Istotnym wydarzeniem we wzajemnych relacjach pomiędzy Polakami a Ukraińcami była pielgrzymka Jana Pawła II na Ukrainę w czerwcu 2001 r. Przyczyniła się ona w znacznym stopniu do wzrostu aktywności Kościołów rzymskokatolickiego i greckokatolickiego zarówno w Polsce jak i w Ukrainie na polu pojednania obu narodów.
Finałem przesiedleń w latach 1945-46 była ewakuacja ludności ukraińskiej z przygranicznych rejonów PRL do wsi i miast opuszczonych przez Polaków. Masowe przesiedlenia, deportacje, czystki etniczne spowodowały zmiany w stosunkach demograficznych ziem kresowych. Ofiary tamtych dni i czasów milczały długo, bo w czasach komunizmu samo wspomnienie o tym, że pozostawiono ziemie czy rodzinę na Wschodzie stanowiło zagrożenie. Na kresach tworzono akcję zacierania śladów polskości miast, wsi – niszczono pamiątki, tablice, ulice, cmentarze, dokumenty, akty własności. Na kresach iskra polskości, nie zgasła mimo rosyjskich represji, II wojny światowej czy komunizmu. Polacy zamieszkujący kresy to ludzie, którzy oparli się rusyfikacji, pozostali w miejscu, które nadal nazywają domem. Tworzą polskie związki, kluby, działają razem na rzecz podtrzymania kultury polskiej, która ponad pół tysiąclecia cywilizowała kresy.
Dzisiaj Polacy to zdecydowana mniejszość na kresach. Koło historii toczy się nadal, a ludzie którzy nadal żyją na kresach są żywym spadkiem po tysiącach Polaków, którzy przez wieki umierali za tę ziemię.

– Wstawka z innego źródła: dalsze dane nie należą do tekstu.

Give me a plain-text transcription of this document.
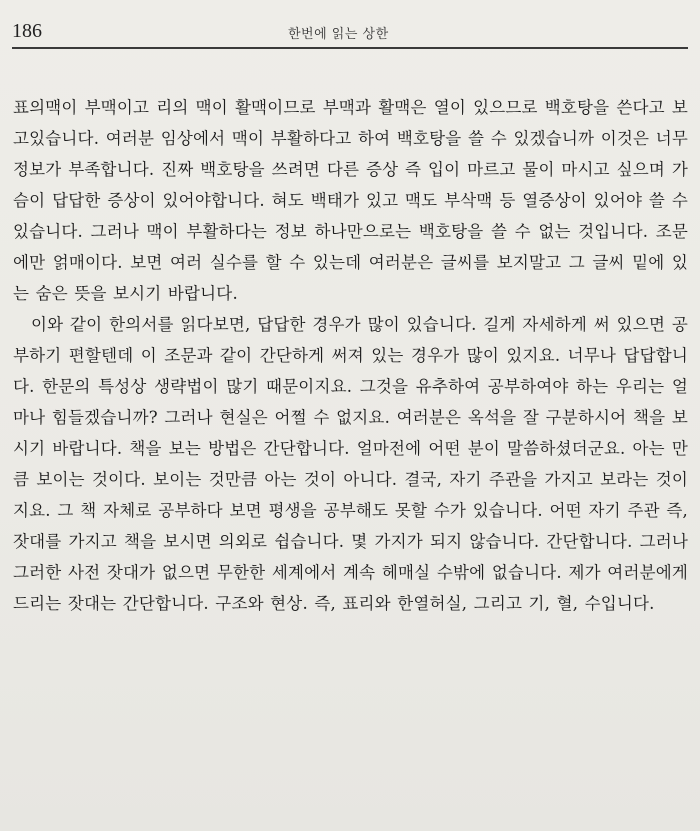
186	한번에 읽는 상한

표의맥이 부맥이고 리의 맥이 활맥이므로 부맥과 활맥은 열이 있으므로 백호탕을 쓴다고 보고있습니다. 여러분 임상에서 맥이 부활하다고 하여 백호탕을 쓸 수 있겠습니까 이것은 너무 정보가 부족합니다. 진짜 백호탕을 쓰려면 다른 증상 즉 입이 마르고 물이 마시고 싶으며 가슴이 답답한 증상이 있어야합니다. 혀도 백태가 있고 맥도 부삭맥 등 열증상이 있어야 쓸 수 있습니다. 그러나 맥이 부활하다는 정보 하나만으로는 백호탕을 쓸 수 없는 것입니다. 조문에만 얽매이다. 보면 여러 실수를 할 수 있는데 여러분은 글씨를 보지말고 그 글씨 밑에 있는 숨은 뜻을 보시기 바랍니다.

이와 같이 한의서를 읽다보면, 답답한 경우가 많이 있습니다. 길게 자세하게 써 있으면 공부하기 편할텐데 이 조문과 같이 간단하게 써져 있는 경우가 많이 있지요. 너무나 답답합니다. 한문의 특성상 생략법이 많기 때문이지요. 그것을 유추하여 공부하여야 하는 우리는 얼마나 힘들겠습니까? 그러나 현실은 어쩔 수 없지요. 여러분은 옥석을 잘 구분하시어 책을 보시기 바랍니다. 책을 보는 방법은 간단합니다. 얼마전에 어떤 분이 말씀하셨더군요. 아는 만큼 보이는 것이다. 보이는 것만큼 아는 것이 아니다. 결국, 자기 주관을 가지고 보라는 것이지요. 그 책 자체로 공부하다 보면 평생을 공부해도 못할 수가 있습니다. 어떤 자기 주관 즉, 잣대를 가지고 책을 보시면 의외로 쉽습니다. 몇 가지가 되지 않습니다. 간단합니다. 그러나 그러한 사전 잣대가 없으면 무한한 세계에서 계속 헤매실 수밖에 없습니다. 제가 여러분에게 드리는 잣대는 간단합니다. 구조와 현상. 즉, 표리와 한열허실, 그리고 기, 혈, 수입니다.
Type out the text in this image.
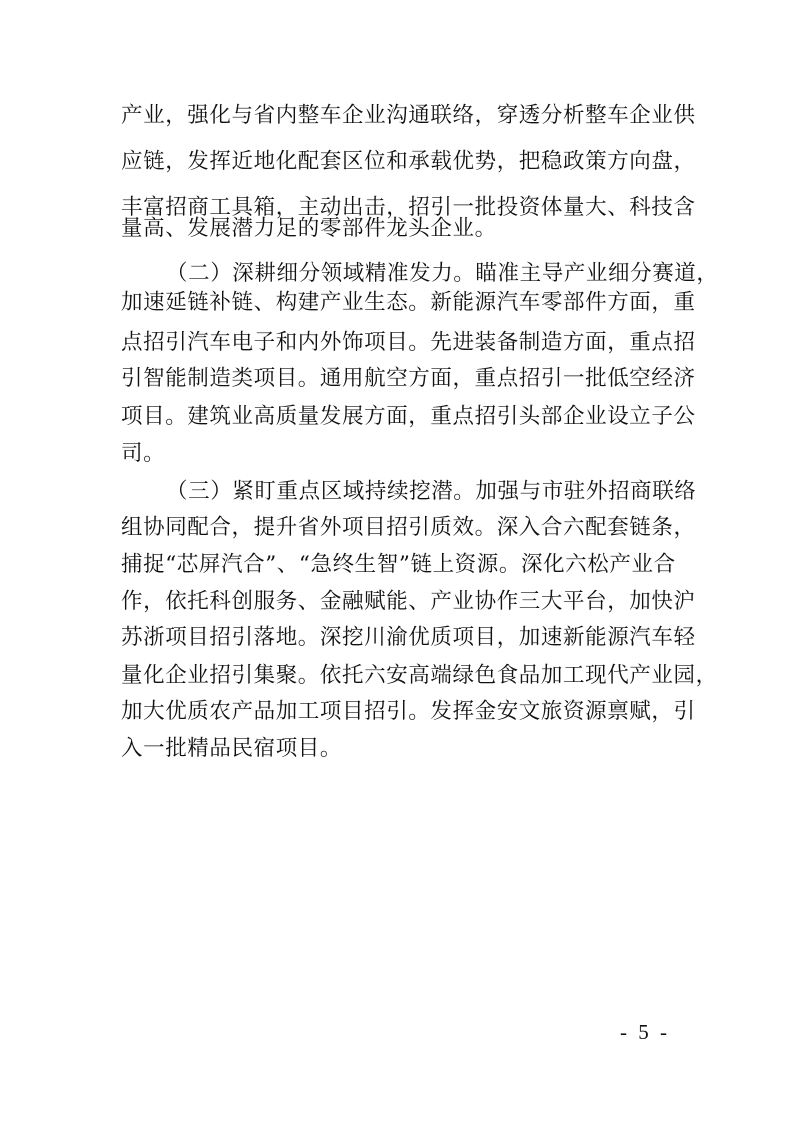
产业，强化与省内整车企业沟通联络，穿透分析整车企业供
应链，发挥近地化配套区位和承载优势，把稳政策方向盘，
丰富招商工具箱，主动出击，招引一批投资体量大、科技含
量高、发展潜力足的零部件龙头企业。
（二）深耕细分领域精准发力。瞄准主导产业细分赛道，
加速延链补链、构建产业生态。新能源汽车零部件方面，重
点招引汽车电子和内外饰项目。先进装备制造方面，重点招
引智能制造类项目。通用航空方面，重点招引一批低空经济
项目。建筑业高质量发展方面，重点招引头部企业设立子公
司。
（三）紧盯重点区域持续挖潜。加强与市驻外招商联络
组协同配合，提升省外项目招引质效。深入合六配套链条，
捕捉“芯屏汽合”、“急终生智”链上资源。深化六松产业合
作，依托科创服务、金融赋能、产业协作三大平台，加快沪
苏浙项目招引落地。深挖川渝优质项目，加速新能源汽车轻
量化企业招引集聚。依托六安高端绿色食品加工现代产业园，
加大优质农产品加工项目招引。发挥金安文旅资源禀赋，引
入一批精品民宿项目。
- 5 -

Obecnie na kresach: „udaje się umocnić pozycje Polaków. Obchodzone jest m. in. Święto Kultury Polskiej, W Tarnopolu jest np. 8 szkół, gdzie język polski wykładany jest jako przedmiot nauczania. Do szkół sobotnio-niedzielnych chodzą nie tylko dzieci rodzin polskich. Polszczyzna staje się atrakcyjna”[3].
Mimo tego, wyjazdy na Ukrainę są mało popularne wśród Polaków, jedynie Ci, którzy mają jakieś powiązania rodzinne decydują się na wyjazdy. Albo Ci, którzy poszukują swoich korzeni. A przecież Kresy to też nasza ojczyzna.